3. The method for collecting pre-fracturing blasting gas in steeply inclined extra-thick coal seams according to claim 1, characterized in that, The main intake pipeline (31) includes a first pipe section (311), a second pipe section (312), and a third pipe section (313). The second pipe section (312) is a tapered pipe section. The smaller diameter end of the tapered pipe section is connected to one end of the first pipe section (311), and the larger diameter end of the tapered pipe section is connected to the third pipe section (313). The other end of the first pipe section (311) is connected to the outlet of the gas collection device (20), and the other end of the third pipe section (313) is connected to the inlet of the pump (32).

4. The method for collecting pre-fracturing blasting gas in steeply inclined extra-thick coal seams according to claim 1, characterized in that, The pump (32) includes a pump body (321) and a drive motor (322). The drive motor (322) and the pump body (321) are connected in a drive connection.
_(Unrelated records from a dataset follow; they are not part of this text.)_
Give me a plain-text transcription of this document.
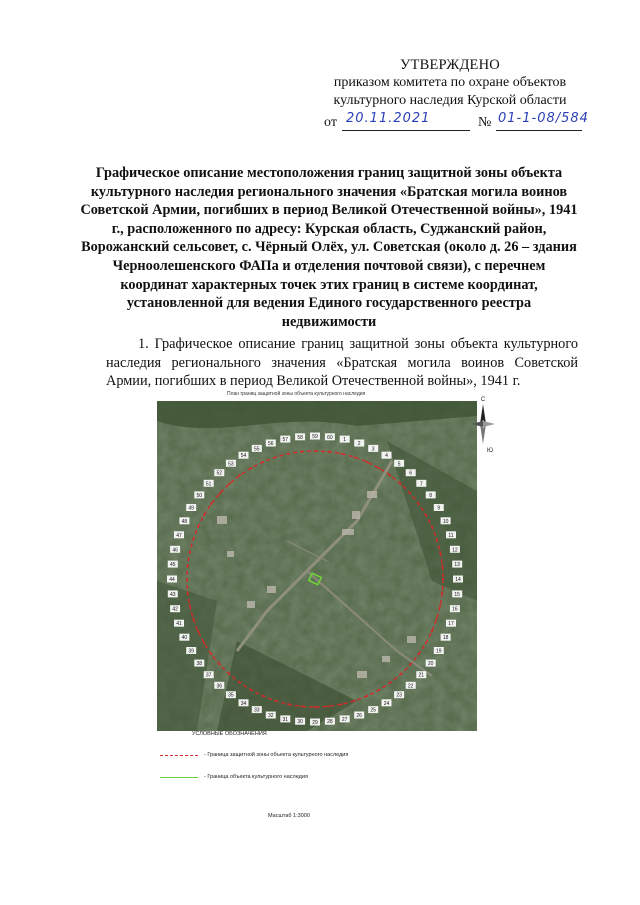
УТВЕРЖДЕНО
приказом комитета по охране объектов
культурного наследия Курской области
от 20.11.2021	№ 01-1-08/584
Графическое описание местоположения границ защитной зоны объекта культурного наследия регионального значения «Братская могила воинов Советской Армии, погибших в период Великой Отечественной войны», 1941 г., расположенного по адресу: Курская область, Суджанский район, Ворожанский сельсовет, с. Чёрный Олёх, ул. Советская (около д. 26 – здания Черноолешенского ФАПа и отделения почтовой связи), с перечнем координат характерных точек этих границ в системе координат, установленной для ведения Единого государственного реестра недвижимости
1. Графическое описание границ защитной зоны объекта культурного наследия регионального значения «Братская могила воинов Советской Армии, погибших в период Великой Отечественной войны», 1941 г.
План границ защитной зоны объекта культурного наследия
1
2
3
4
5
6
7
8
9
10
11
12
13
14
15
16
17
18
19
20
21
22
23
24
25
26
27
28
29
30
31
32
33
34
35
36
37
38
39
40
41
42
43
44
45
46
47
48
49
50
51
52
53
54
55
56
57 58 59 60
С
Ю
УСЛОВНЫЕ ОБОЗНАЧЕНИЯ
- Граница защитной зоны объекта культурного наследия
- Граница объекта культурного наследия
Масштаб 1:3000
The other end of the suction main pipeline (31) is connected to the inlet of the pump body (321), and the outlet of the pump body (321) is connected to the inlet of the gas-water separator (33).

5. The method for collecting pre-fracture blasting gas in steeply inclined extra-thick coal seams according to claim 1, characterized in that, S2 also includes: The gas collection device (20) is fixed to the opening of the blast hole (10) using an anchor bolt, and the gas collection device (20) covers the opening of the blast hole (10).

6. The method for collecting pre-fracturing blasting gas in steeply inclined extra-thick coal seams according to claim 1, characterized in that, S1 includes: Based on the actual pre-splitting top coal requirements of the horizontally segmented fully mechanized longwall face of steeply inclined extra-thick coal seams, and combined with the calculation results of the influence range of blasting stress wave disturbance, reasonable blasting parameters are obtained.